My grandmother did not have an easy life, but she remembered her story with a tenderness I envy. She was born in 1907 to my great-grandparents who were born in the 1880s and died in the 1960s. I remember them, their house and their funerals. My mother loved them. In their time, my great-grandparents knew people who had lived through the Civil War. My grandmother’s Great Uncle Glen fought for the Union army. For a very long time she kept his wartime pewter cup and wooden-handled knife and fork as a shrine on her walnut dresser. Now my memories bridge the generations. I knew someone who knew someone who fought in the Civil War. It wasn’t that long ago.
In 1928, my great-grandmother was not at my grandmother’s wedding because her son, Glen, the young namesake of Great Uncle Glen, was dying of tuberculosis. My great-grandmother chose to be at his bedside instead of at her daughter’s wedding, where she was notably absent in the wedding photo with my grandmother in her short flapper dress, exposing her foot bent crooked by polio, a disease that almost killed her, for which I was vaccinated in elementary school 40+ years later. In my grandmother’s time it was quite common for people to die of infectious disease.

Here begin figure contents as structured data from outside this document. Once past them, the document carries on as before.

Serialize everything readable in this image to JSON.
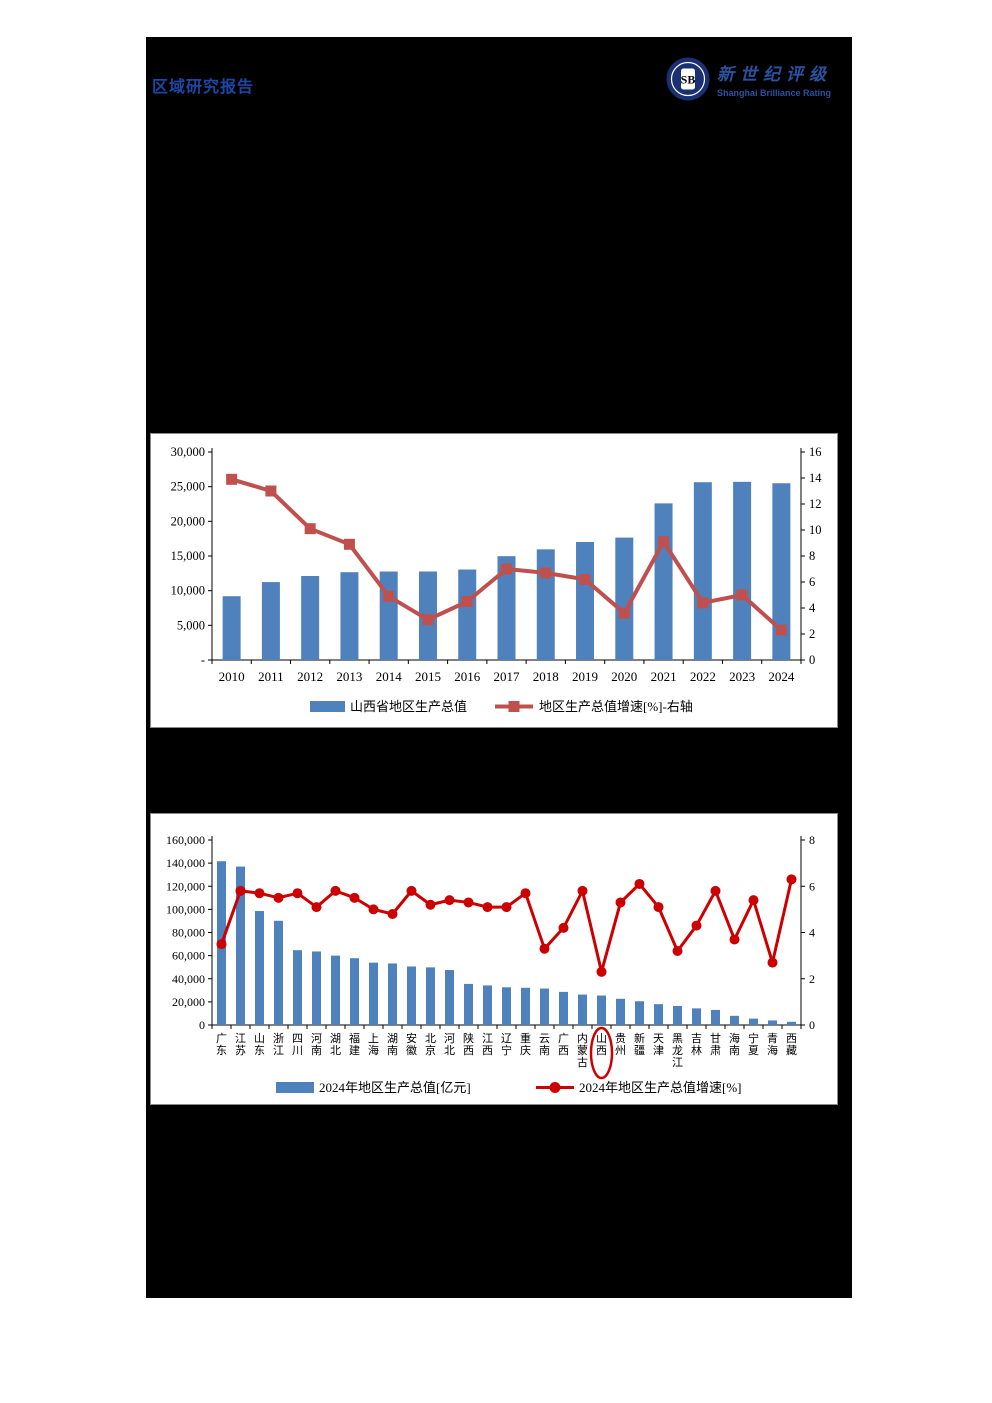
{
  "header": {
    "title": "区域研究报告"
  },
  "logo": {
    "name": "新世纪评级",
    "subtitle": "Shanghai Brilliance Rating",
    "monogram": "SB"
  },
  "colors": {
    "title_blue": "#1c47a6",
    "logo_blue": "#2a52a0",
    "seal_navy": "#1b2f73",
    "bar_blue": "#4f81bd",
    "line_red_dark": "#c0504d",
    "line_red_bright": "#cc0000",
    "page_black": "#000000",
    "panel_border_gray": "#8a8a8a"
  },
  "chart_data": [
    {
      "type": "bar",
      "combo": "bar+line",
      "title": "",
      "xlabel": "",
      "ylabel": "",
      "grid": false,
      "legend_position": "bottom",
      "categories": [
        "2010",
        "2011",
        "2012",
        "2013",
        "2014",
        "2015",
        "2016",
        "2017",
        "2018",
        "2019",
        "2020",
        "2021",
        "2022",
        "2023",
        "2024"
      ],
      "series": [
        {
          "name": "山西省地区生产总值",
          "type": "bar",
          "axis": "left",
          "color": "#4f81bd",
          "values": [
            9200.9,
            11237.6,
            12112.8,
            12665.3,
            12761.5,
            12766.5,
            13050.4,
            14973.5,
            15958.1,
            17026.7,
            17651.9,
            22590.2,
            25642.6,
            25698.2,
            25494.7
          ]
        },
        {
          "name": "地区生产总值增速[%]-右轴",
          "type": "line",
          "axis": "right",
          "marker": "square",
          "color": "#c0504d",
          "values": [
            13.9,
            13.0,
            10.1,
            8.9,
            4.9,
            3.1,
            4.5,
            7.0,
            6.7,
            6.2,
            3.6,
            9.1,
            4.4,
            5.0,
            2.3
          ]
        }
      ],
      "left_axis": {
        "min": 0,
        "max": 30000,
        "step": 5000,
        "zero_label": "-",
        "tick_labels": [
          "-",
          "5,000",
          "10,000",
          "15,000",
          "20,000",
          "25,000",
          "30,000"
        ]
      },
      "right_axis": {
        "min": 0,
        "max": 16,
        "step": 2,
        "tick_labels": [
          "0",
          "2",
          "4",
          "6",
          "8",
          "10",
          "12",
          "14",
          "16"
        ]
      }
    },
    {
      "type": "bar",
      "combo": "bar+line",
      "title": "",
      "xlabel": "",
      "ylabel": "",
      "grid": false,
      "legend_position": "bottom",
      "categories": [
        "广东",
        "江苏",
        "山东",
        "浙江",
        "四川",
        "河南",
        "湖北",
        "福建",
        "上海",
        "湖南",
        "安徽",
        "北京",
        "河北",
        "陕西",
        "江西",
        "辽宁",
        "重庆",
        "云南",
        "广西",
        "内蒙古",
        "山西",
        "贵州",
        "新疆",
        "天津",
        "黑龙江",
        "吉林",
        "甘肃",
        "海南",
        "宁夏",
        "青海",
        "西藏"
      ],
      "series": [
        {
          "name": "2024年地区生产总值[亿元]",
          "type": "bar",
          "axis": "left",
          "color": "#4f81bd",
          "values": [
            141633.8,
            137008.0,
            98566.1,
            90131.0,
            64697.0,
            63589.9,
            60012.9,
            57761.0,
            53926.7,
            53231.0,
            50625.0,
            49843.1,
            47526.9,
            35538.8,
            34202.5,
            32612.7,
            32193.2,
            31534.1,
            28649.4,
            26314.6,
            25494.7,
            22667.1,
            20534.1,
            18024.3,
            16476.9,
            14361.2,
            13002.9,
            7935.7,
            5502.8,
            3950.8,
            2764.9
          ]
        },
        {
          "name": "2024年地区生产总值增速[%]",
          "type": "line",
          "axis": "right",
          "marker": "circle",
          "color": "#cc0000",
          "values": [
            3.5,
            5.8,
            5.7,
            5.5,
            5.7,
            5.1,
            5.8,
            5.5,
            5.0,
            4.8,
            5.8,
            5.2,
            5.4,
            5.3,
            5.1,
            5.1,
            5.7,
            3.3,
            4.2,
            5.8,
            2.3,
            5.3,
            6.1,
            5.1,
            3.2,
            4.3,
            5.8,
            3.7,
            5.4,
            2.7,
            6.3
          ]
        }
      ],
      "left_axis": {
        "min": 0,
        "max": 160000,
        "step": 20000,
        "zero_label": "0",
        "tick_labels": [
          "0",
          "20,000",
          "40,000",
          "60,000",
          "80,000",
          "100,000",
          "120,000",
          "140,000",
          "160,000"
        ]
      },
      "right_axis": {
        "min": 0,
        "max": 8,
        "step": 2,
        "tick_labels": [
          "0",
          "2",
          "4",
          "6",
          "8"
        ]
      },
      "annotation": {
        "type": "ellipse",
        "category": "山西",
        "color": "#cc0000"
      }
    }
  ]
}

My grandmother lived through WW1, had her first daughter in 1930 at the beginning of the Great Depression, then came WW2, the Korean War, the Cold War, the Cuban Missile Crisis, the Vietnam War, all the assassinations, Desert Storm and the War in Iraq. But she didn’t talk about strife. She read the newspaper every day in the chair beside her pencil and dictionary where she habitually completed the daily crossword puzzle. She watched Jeopardy and she knew all about everything, but she didn’t dwell on the bad times. She didn’t lecture me on what she survived. Until she died in 2010, she was just thankful to wake up in the morning and greet the day.

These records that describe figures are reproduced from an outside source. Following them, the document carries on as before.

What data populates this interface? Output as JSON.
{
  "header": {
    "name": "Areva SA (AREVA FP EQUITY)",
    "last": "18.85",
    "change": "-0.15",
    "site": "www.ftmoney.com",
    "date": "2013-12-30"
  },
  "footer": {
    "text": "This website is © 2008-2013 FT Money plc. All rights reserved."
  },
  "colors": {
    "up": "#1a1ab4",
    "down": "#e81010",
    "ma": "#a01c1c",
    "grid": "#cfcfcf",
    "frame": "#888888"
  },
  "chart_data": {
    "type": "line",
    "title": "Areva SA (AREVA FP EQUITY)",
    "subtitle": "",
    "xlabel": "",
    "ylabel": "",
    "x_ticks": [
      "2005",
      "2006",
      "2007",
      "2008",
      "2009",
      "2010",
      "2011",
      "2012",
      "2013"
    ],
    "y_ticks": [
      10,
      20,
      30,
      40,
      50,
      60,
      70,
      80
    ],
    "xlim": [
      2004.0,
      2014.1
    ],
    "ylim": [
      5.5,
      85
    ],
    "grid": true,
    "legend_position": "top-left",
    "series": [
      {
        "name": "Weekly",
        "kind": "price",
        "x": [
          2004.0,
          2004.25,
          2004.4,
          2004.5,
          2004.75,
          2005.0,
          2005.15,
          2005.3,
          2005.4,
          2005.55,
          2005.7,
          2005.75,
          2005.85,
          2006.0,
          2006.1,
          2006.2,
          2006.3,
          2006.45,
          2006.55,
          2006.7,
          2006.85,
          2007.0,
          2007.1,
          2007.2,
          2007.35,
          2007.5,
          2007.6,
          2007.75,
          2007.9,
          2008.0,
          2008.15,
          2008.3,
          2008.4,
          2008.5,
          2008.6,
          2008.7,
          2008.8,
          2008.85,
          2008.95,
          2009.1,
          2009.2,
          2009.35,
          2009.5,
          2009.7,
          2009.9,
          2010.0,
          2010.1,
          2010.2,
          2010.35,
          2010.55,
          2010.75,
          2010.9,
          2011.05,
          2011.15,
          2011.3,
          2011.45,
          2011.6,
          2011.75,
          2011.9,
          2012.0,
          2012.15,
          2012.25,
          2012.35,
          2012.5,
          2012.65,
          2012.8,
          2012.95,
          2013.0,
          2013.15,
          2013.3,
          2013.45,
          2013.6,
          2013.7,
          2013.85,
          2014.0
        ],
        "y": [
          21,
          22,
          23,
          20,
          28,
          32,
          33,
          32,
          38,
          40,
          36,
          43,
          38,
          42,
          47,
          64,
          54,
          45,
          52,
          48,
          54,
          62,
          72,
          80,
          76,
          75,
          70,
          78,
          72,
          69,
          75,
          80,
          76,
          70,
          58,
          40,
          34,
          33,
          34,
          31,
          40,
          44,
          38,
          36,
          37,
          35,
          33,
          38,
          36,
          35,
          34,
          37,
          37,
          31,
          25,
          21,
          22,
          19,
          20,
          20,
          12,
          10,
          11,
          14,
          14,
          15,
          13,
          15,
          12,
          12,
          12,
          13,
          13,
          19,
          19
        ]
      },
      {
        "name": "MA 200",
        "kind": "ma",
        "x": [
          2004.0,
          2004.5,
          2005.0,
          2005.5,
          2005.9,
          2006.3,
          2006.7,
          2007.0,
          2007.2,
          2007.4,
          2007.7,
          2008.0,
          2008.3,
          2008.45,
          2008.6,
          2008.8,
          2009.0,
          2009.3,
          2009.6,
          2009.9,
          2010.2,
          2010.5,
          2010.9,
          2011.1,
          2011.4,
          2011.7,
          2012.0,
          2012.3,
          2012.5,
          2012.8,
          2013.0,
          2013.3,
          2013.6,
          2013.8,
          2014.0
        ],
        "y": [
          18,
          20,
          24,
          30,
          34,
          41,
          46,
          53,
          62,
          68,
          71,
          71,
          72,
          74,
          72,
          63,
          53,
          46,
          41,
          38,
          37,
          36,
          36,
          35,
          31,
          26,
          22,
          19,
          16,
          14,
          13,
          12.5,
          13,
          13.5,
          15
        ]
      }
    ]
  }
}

I was born in 1954 and I’ve seen all the world’s great tragedies on TV, but so far, I have personally experienced none of them. Now a fast-moving crisis has gathered on the horizon, and it will make landfall in my life. I’m looking for role models. The ritual of doing dishes calms my spirit. I drift in and out of time in the sanctuary of wet hands where nothing is more important than a sudsy sponge wiping lipstick from glass. Rabbit holes beckon and I tour them, seeking gratitude and comfort in my own warm blanket of memories.

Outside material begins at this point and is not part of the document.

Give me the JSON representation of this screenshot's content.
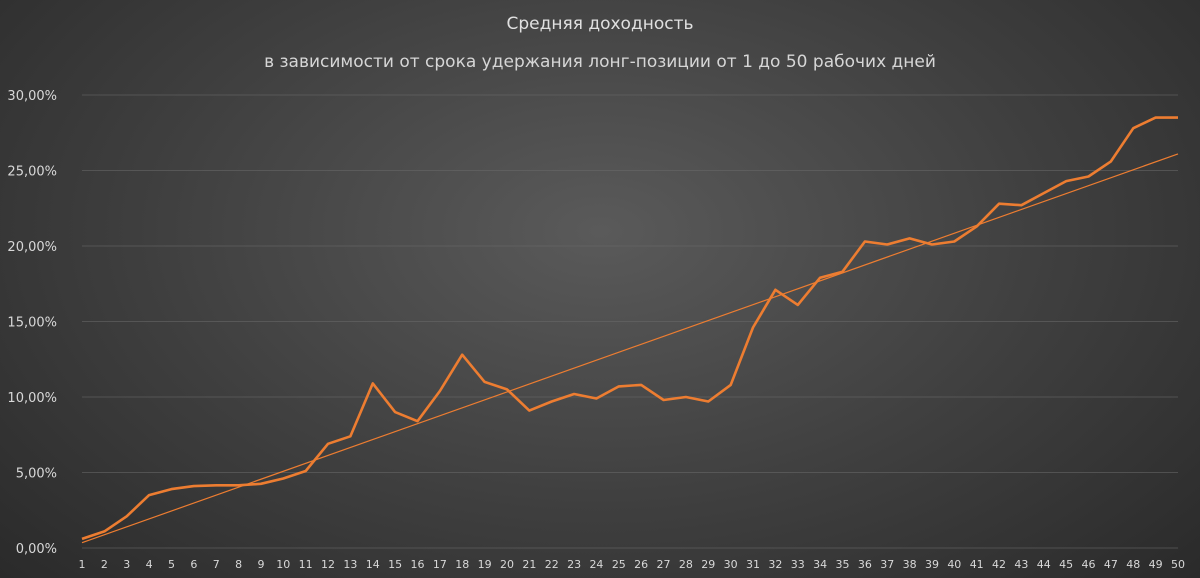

Your story mirrors my own – the kitchen table conversations, the years our grandmothers were born (closely – mine was born in 1896), her brother a survivor with “shell -shock” from WWI, the story of her being widowed at age 19 because her husband died from Appendicitis before he could be saved, and yes, all the losses, wars, etc. she also lived through. She died at 98 and I took her last name as it always gives me comfort of those “warm blanket” memories. Thank you for sharing this as it brought back those wonderful times to me that I had my own “warm blanket” experiences with coffee, laughs, gabbing , and memories shared around the kitchen table while often one of us was at a sink or stove top tending to something. Well done and beautifully written as always.
Thanks for sharing your story, Kelley. History connects us.
A warm blanket of words and reflections – beautifully woven. Thank you, Billie Best!
Thanks for reading, Suzi!
I think this is my favorite so far…beautifully remembered and written. ❤️
Thank you. Nice to hear from you, Susan.